2. What we practiced were Cambridge’s books IELTS 7, 8 and 9 along with practice book given to us when we registered for IELTS.
3. We decided not to take to any coaching classes because we believed our English was good and didn’t want to be exposed a specific line of teaching which we thought could damage our very style of using the language. Moreover, we had in every corner of our mind that nothing new was in store for us at the center. We may sound arrogant, but our advice to those who have a reasonably good understanding of the language is that they should not expose themselves to something which could hamper their self confidence in the subject. Bu , if you aren’t in that league and expect to reach there, you may ignore this piece of advice.
4. Practice listening with your headphones at home. Do not use your laptop speakers of any other listening devices. Headphones are the best and it would create a test day like environment as many times you wish so that you are absolutely calm and composed in real time. You need to practice at least 8 to 10 listening modules. Practice makes you perfect. The more you practice, the lesser would be your nervous heartbeats on the test day. The test day would eventually turn out to be another practice test for you and this is when you score high and listen the most of the words and phrases told during the test. Not even a micro-second of lack of concentration should creep in. In case you miss something, leave it and move on. Come back to it after the section is over. There is a high possibility that you would recollect that lost word or number. Trust me, it happened to me in my listening test.
5. We made it a point to practice listening and reading every day for 15 days before the test day. We used to do it in test conditions by setting the time, using the real time answer sheets and by strictly following the test day rules. This will definitely enhance your confidence on the test day as you have done it many a times earlier. The pattern would never be new to you and this will bring your heartbeats from a high of 90 beats/minute to 55-60 on the test day.

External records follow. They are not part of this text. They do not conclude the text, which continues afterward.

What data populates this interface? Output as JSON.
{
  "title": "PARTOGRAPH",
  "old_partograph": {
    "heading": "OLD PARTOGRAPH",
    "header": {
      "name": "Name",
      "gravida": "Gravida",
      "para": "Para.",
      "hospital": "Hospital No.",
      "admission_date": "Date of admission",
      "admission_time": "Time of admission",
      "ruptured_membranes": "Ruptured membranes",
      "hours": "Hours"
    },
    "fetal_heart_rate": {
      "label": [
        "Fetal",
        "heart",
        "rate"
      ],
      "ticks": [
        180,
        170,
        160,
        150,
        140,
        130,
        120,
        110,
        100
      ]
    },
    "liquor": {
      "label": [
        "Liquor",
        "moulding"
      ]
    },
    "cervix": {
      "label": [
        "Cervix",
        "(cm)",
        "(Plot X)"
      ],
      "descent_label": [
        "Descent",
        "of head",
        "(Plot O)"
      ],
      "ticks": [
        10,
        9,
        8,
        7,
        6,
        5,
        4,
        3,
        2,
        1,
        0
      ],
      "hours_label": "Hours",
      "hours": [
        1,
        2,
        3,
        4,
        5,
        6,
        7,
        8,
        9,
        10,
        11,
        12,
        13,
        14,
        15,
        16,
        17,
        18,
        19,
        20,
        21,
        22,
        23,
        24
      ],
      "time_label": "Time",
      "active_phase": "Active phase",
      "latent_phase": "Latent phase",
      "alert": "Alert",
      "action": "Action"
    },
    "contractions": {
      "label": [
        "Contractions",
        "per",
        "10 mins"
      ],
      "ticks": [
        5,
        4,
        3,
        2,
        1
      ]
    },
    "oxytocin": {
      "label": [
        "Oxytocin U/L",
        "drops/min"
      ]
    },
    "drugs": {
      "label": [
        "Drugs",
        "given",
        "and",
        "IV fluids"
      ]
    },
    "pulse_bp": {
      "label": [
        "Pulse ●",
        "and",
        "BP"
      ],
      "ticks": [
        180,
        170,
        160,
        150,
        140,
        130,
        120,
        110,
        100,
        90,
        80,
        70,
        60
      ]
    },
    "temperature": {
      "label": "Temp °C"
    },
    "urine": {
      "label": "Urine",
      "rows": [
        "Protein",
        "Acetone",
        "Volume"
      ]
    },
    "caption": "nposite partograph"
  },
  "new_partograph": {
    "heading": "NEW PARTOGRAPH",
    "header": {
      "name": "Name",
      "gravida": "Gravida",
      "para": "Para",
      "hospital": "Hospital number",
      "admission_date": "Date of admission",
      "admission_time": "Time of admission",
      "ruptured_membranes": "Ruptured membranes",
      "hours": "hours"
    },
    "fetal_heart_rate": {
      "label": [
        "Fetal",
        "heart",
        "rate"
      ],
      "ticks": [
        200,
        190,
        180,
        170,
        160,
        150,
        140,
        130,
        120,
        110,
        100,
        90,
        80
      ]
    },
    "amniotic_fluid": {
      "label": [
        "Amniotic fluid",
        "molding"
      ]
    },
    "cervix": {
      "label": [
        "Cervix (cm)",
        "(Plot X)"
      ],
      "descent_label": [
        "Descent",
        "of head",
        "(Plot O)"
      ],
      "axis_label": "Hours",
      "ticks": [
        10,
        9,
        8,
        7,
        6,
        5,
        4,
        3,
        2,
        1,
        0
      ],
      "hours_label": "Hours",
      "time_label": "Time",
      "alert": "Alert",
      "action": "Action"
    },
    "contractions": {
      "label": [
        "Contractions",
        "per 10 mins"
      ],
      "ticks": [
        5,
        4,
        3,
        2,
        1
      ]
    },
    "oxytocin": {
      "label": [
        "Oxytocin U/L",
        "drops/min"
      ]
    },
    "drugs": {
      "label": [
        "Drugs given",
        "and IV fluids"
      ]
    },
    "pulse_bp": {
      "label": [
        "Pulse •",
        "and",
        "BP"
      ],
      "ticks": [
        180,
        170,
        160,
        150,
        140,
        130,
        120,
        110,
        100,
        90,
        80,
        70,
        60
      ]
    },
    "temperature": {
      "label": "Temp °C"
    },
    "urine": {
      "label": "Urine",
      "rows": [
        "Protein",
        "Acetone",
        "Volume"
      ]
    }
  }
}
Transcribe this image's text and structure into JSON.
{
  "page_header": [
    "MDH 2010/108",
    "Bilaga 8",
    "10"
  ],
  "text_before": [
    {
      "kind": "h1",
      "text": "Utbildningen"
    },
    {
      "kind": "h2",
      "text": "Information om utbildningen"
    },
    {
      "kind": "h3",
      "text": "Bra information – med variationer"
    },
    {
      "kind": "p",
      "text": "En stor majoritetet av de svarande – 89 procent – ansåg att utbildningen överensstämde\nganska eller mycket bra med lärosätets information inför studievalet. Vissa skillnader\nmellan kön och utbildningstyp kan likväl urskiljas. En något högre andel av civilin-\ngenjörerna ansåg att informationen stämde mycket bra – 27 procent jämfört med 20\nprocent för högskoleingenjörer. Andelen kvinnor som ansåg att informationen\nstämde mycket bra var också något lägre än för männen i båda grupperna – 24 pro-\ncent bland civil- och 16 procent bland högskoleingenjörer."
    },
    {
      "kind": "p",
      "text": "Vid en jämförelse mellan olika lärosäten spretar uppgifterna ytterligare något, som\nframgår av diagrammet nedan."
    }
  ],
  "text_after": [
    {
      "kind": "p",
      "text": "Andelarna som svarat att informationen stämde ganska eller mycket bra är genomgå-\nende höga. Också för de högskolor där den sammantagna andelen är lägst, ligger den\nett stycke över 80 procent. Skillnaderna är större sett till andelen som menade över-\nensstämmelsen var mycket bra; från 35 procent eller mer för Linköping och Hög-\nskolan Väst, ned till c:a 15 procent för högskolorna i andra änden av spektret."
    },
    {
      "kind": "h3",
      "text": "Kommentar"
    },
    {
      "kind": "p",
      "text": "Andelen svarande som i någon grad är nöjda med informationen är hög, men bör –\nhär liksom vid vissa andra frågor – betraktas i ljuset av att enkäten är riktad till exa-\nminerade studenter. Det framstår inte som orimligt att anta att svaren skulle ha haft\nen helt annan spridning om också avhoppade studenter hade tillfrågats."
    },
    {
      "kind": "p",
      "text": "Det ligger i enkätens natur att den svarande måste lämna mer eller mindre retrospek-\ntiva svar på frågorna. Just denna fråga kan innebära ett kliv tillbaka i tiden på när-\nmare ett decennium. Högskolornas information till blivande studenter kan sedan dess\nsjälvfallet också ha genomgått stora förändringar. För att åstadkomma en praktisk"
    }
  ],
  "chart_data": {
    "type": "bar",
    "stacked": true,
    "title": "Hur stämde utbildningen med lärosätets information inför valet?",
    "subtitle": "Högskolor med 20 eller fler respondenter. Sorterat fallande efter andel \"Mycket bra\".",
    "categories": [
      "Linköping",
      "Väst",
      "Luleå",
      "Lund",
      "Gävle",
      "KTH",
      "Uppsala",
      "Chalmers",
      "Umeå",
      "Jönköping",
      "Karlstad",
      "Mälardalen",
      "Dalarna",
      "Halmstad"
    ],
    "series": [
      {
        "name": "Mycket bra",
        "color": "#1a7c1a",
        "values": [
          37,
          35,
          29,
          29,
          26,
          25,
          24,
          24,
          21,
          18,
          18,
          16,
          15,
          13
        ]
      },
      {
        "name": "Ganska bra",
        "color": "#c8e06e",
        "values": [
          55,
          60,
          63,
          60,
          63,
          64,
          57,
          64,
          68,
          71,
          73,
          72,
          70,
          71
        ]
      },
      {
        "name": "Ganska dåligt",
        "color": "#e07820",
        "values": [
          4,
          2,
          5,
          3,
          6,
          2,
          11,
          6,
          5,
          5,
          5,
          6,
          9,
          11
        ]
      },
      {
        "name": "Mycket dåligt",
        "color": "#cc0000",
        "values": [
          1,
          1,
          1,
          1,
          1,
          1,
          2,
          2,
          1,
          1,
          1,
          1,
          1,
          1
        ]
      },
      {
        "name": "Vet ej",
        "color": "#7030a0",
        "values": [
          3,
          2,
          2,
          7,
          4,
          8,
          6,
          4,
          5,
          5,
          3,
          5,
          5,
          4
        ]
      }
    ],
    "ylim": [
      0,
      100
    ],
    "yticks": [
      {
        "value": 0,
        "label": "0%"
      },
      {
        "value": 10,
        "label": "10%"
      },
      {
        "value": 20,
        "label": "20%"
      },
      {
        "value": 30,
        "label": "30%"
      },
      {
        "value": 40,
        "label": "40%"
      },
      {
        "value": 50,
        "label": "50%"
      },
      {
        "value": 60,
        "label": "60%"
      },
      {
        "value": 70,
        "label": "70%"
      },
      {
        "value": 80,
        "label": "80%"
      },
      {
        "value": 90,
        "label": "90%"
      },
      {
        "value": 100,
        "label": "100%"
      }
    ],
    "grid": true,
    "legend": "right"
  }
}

6. We used to record our speeches and make each other listen to it for evaluation. This was our speaking practice. Even though, we did not do it as regularly as we did for listening and reading. We practiced speaking for a day or two before the test. Our advice is to take your mobile phone and record your part 2 (two-minute speaking) on any subject you like. Listen to it after 10 minutes and you would get to know where you went wrong. It would be much more effective if you can get it evaluated by someone of the same league as you are. In our case, it was each other.
7. Last but never the least, have a good night’s sleep, never over-do or over-stretch and eat your breakfast before you go for the test. This will keep your brain active and responsive.
Hope we have shared whatever we intended to do and wish each one of those attempting the test do get a great score and be future winners of the competition.”